Major
Gentamicin × Iopromide
Aminoglycoside antibiotic×X-ray contrast media. Watersoluble nephrotropic low-osmolar iodinated agents
Mechanism
Additive nephrotoxicity. Gentamicin (an aminoglycoside) directly injures proximal renal tubules; iodinated contrast (iopromide) adds osmotic load. Acute tubular necrosis risk multiplies.
Symptoms
Reduced urine output, rising creatinine and urea, proteinuria. Severe cases include oliguria and need for haemodialysis.

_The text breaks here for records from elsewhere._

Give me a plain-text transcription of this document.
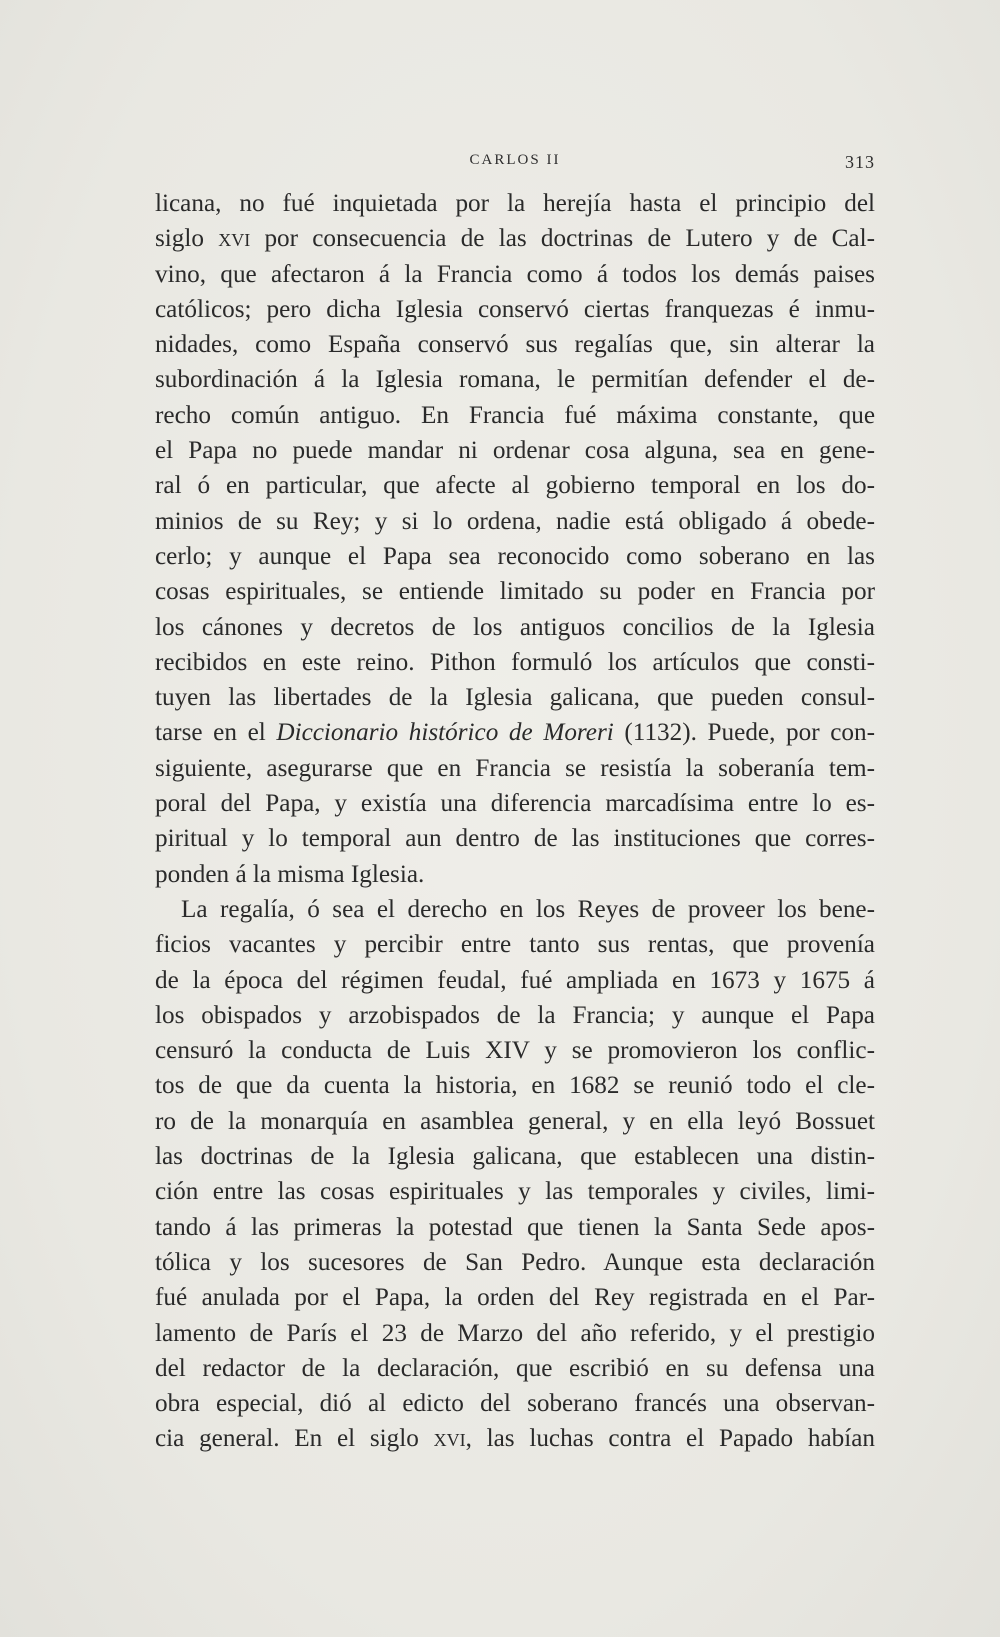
CARLOS II	313
licana, no fué inquietada por la herejía hasta el principio del
siglo xvi por consecuencia de las doctrinas de Lutero y de Cal-
vino, que afectaron á la Francia como á todos los demás paises
católicos; pero dicha Iglesia conservó ciertas franquezas é inmu-
nidades, como España conservó sus regalías que, sin alterar la
subordinación á la Iglesia romana, le permitían defender el de-
recho común antiguo. En Francia fué máxima constante, que
el Papa no puede mandar ni ordenar cosa alguna, sea en gene-
ral ó en particular, que afecte al gobierno temporal en los do-
minios de su Rey; y si lo ordena, nadie está obligado á obede-
cerlo; y aunque el Papa sea reconocido como soberano en las
cosas espirituales, se entiende limitado su poder en Francia por
los cánones y decretos de los antiguos concilios de la Iglesia
recibidos en este reino. Pithon formuló los artículos que consti-
tuyen las libertades de la Iglesia galicana, que pueden consul-
tarse en el Diccionario histórico de Moreri (1132). Puede, por con-
siguiente, asegurarse que en Francia se resistía la soberanía tem-
poral del Papa, y existía una diferencia marcadísima entre lo es-
piritual y lo temporal aun dentro de las instituciones que corres-
ponden á la misma Iglesia.
La regalía, ó sea el derecho en los Reyes de proveer los bene-
ficios vacantes y percibir entre tanto sus rentas, que provenía
de la época del régimen feudal, fué ampliada en 1673 y 1675 á
los obispados y arzobispados de la Francia; y aunque el Papa
censuró la conducta de Luis XIV y se promovieron los conflic-
tos de que da cuenta la historia, en 1682 se reunió todo el cle-
ro de la monarquía en asamblea general, y en ella leyó Bossuet
las doctrinas de la Iglesia galicana, que establecen una distin-
ción entre las cosas espirituales y las temporales y civiles, limi-
tando á las primeras la potestad que tienen la Santa Sede apos-
tólica y los sucesores de San Pedro. Aunque esta declaración
fué anulada por el Papa, la orden del Rey registrada en el Par-
lamento de París el 23 de Marzo del año referido, y el prestigio
del redactor de la declaración, que escribió en su defensa una
obra especial, dió al edicto del soberano francés una observan-
cia general. En el siglo xvi, las luchas contra el Papado habían
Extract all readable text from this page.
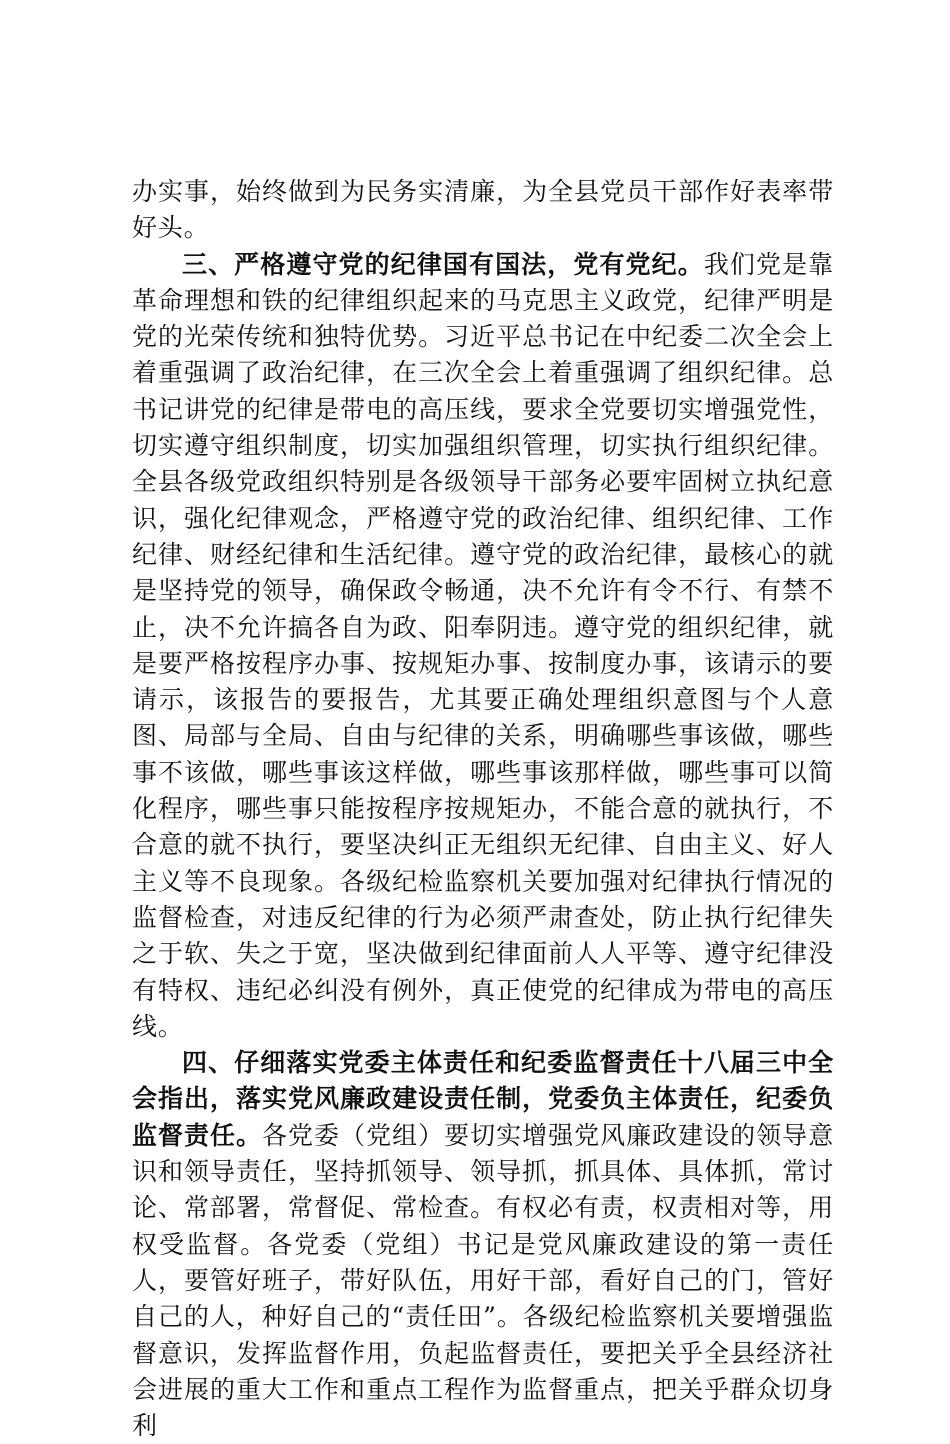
办实事，始终做到为民务实清廉，为全县党员干部作好表率带好头。

三、严格遵守党的纪律国有国法，党有党纪。我们党是靠革命理想和铁的纪律组织起来的马克思主义政党，纪律严明是党的光荣传统和独特优势。习近平总书记在中纪委二次全会上着重强调了政治纪律，在三次全会上着重强调了组织纪律。总书记讲党的纪律是带电的高压线，要求全党要切实增强党性，切实遵守组织制度，切实加强组织管理，切实执行组织纪律。全县各级党政组织特别是各级领导干部务必要牢固树立执纪意识，强化纪律观念，严格遵守党的政治纪律、组织纪律、工作纪律、财经纪律和生活纪律。遵守党的政治纪律，最核心的就是坚持党的领导，确保政令畅通，决不允许有令不行、有禁不止，决不允许搞各自为政、阳奉阴违。遵守党的组织纪律，就是要严格按程序办事、按规矩办事、按制度办事，该请示的要请示，该报告的要报告，尤其要正确处理组织意图与个人意图、局部与全局、自由与纪律的关系，明确哪些事该做，哪些事不该做，哪些事该这样做，哪些事该那样做，哪些事可以简化程序，哪些事只能按程序按规矩办，不能合意的就执行，不合意的就不执行，要坚决纠正无组织无纪律、自由主义、好人主义等不良现象。各级纪检监察机关要加强对纪律执行情况的监督检查，对违反纪律的行为必须严肃查处，防止执行纪律失之于软、失之于宽，坚决做到纪律面前人人平等、遵守纪律没有特权、违纪必纠没有例外，真正使党的纪律成为带电的高压线。

四、仔细落实党委主体责任和纪委监督责任十八届三中全会指出，落实党风廉政建设责任制，党委负主体责任，纪委负监督责任。各党委（党组）要切实增强党风廉政建设的领导意识和领导责任，坚持抓领导、领导抓，抓具体、具体抓，常讨论、常部署，常督促、常检查。有权必有责，权责相对等，用权受监督。各党委（党组）书记是党风廉政建设的第一责任人，要管好班子，带好队伍，用好干部，看好自己的门，管好自己的人，种好自己的“责任田”。各级纪检监察机关要增强监督意识，发挥监督作用，负起监督责任，要把关乎全县经济社会进展的重大工作和重点工程作为监督重点，把关乎群众切身利
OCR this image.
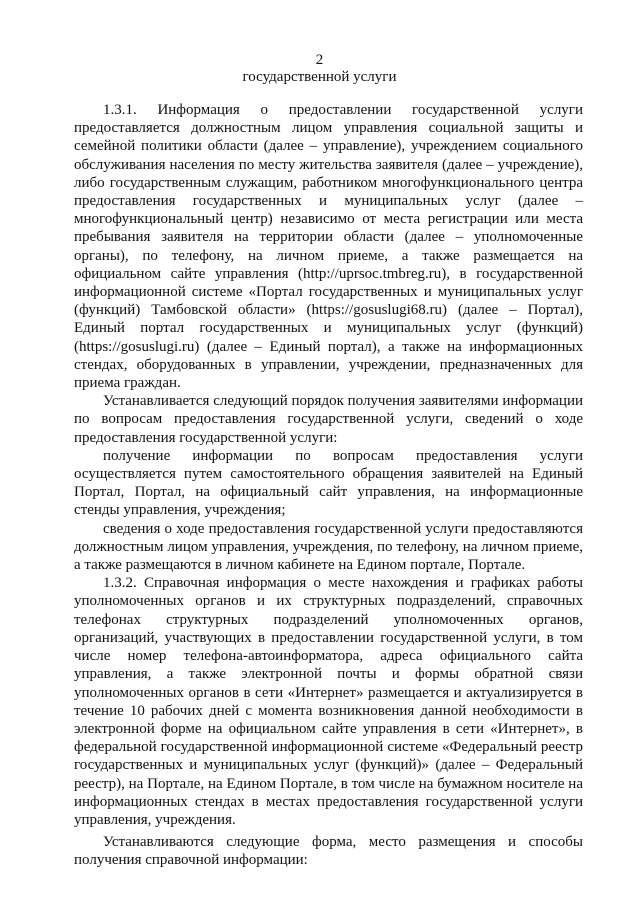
2
государственной услуги

1.3.1. Информация о предоставлении государственной услуги предоставляется должностным лицом управления социальной защиты и семейной политики области (далее – управление), учреждением социального обслуживания населения по месту жительства заявителя (далее – учреждение), либо государственным служащим, работником многофункционального центра предоставления государственных и муниципальных услуг (далее – многофункциональный центр) независимо от места регистрации или места пребывания заявителя на территории области (далее – уполномоченные органы), по телефону, на личном приеме, а также размещается на официальном сайте управления (http://uprsoc.tmbreg.ru), в государственной информационной системе «Портал государственных и муниципальных услуг (функций) Тамбовской области» (https://gosuslugi68.ru) (далее – Портал), Единый портал государственных и муниципальных услуг (функций) (https://gosuslugi.ru) (далее – Единый портал), а также на информационных стендах, оборудованных в управлении, учреждении, предназначенных для приема граждан.

Устанавливается следующий порядок получения заявителями информации по вопросам предоставления государственной услуги, сведений о ходе предоставления государственной услуги:

получение информации по вопросам предоставления услуги осуществляется путем самостоятельного обращения заявителей на Единый Портал, Портал, на официальный сайт управления, на информационные стенды управления, учреждения;

сведения о ходе предоставления государственной услуги предоставляются должностным лицом управления, учреждения, по телефону, на личном приеме, а также размещаются в личном кабинете на Едином портале, Портале.

1.3.2. Справочная информация о месте нахождения и графиках работы уполномоченных органов и их структурных подразделений, справочных телефонах структурных подразделений уполномоченных органов, организаций, участвующих в предоставлении государственной услуги, в том числе номер телефона-автоинформатора, адреса официального сайта управления, а также электронной почты и формы обратной связи уполномоченных органов в сети «Интернет» размещается и актуализируется в течение 10 рабочих дней с момента возникновения данной необходимости в электронной форме на официальном сайте управления в сети «Интернет», в федеральной государственной информационной системе «Федеральный реестр государственных и муниципальных услуг (функций)» (далее – Федеральный реестр), на Портале, на Едином Портале, в том числе на бумажном носителе на информационных стендах в местах предоставления государственной услуги управления, учреждения.

Устанавливаются следующие форма, место размещения и способы получения справочной информации:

Symptoms appear 1–3 days after contrast.
Management
Postpone the contrast study until the gentamicin course ends where possible. If contrast is urgent, ensure adequate hydration (saline 1 mL/kg/h for 12 hours before and after), stop other nephrotoxic drugs, and check creatinine daily.
Sources
- KDIGO: KDIGO 2024 Clinical Practice Guideline for the Evaluation and Management of CKD (2024)– Kidney Disease: Improving Global Outcomes (KDIGO) CKD Work Group. KDIGO 2024 Clinical Practice Guideline for the Evaluation and Management of Chronic Kidney Disease. Kidney Int 2024;105(4S):S117-S314.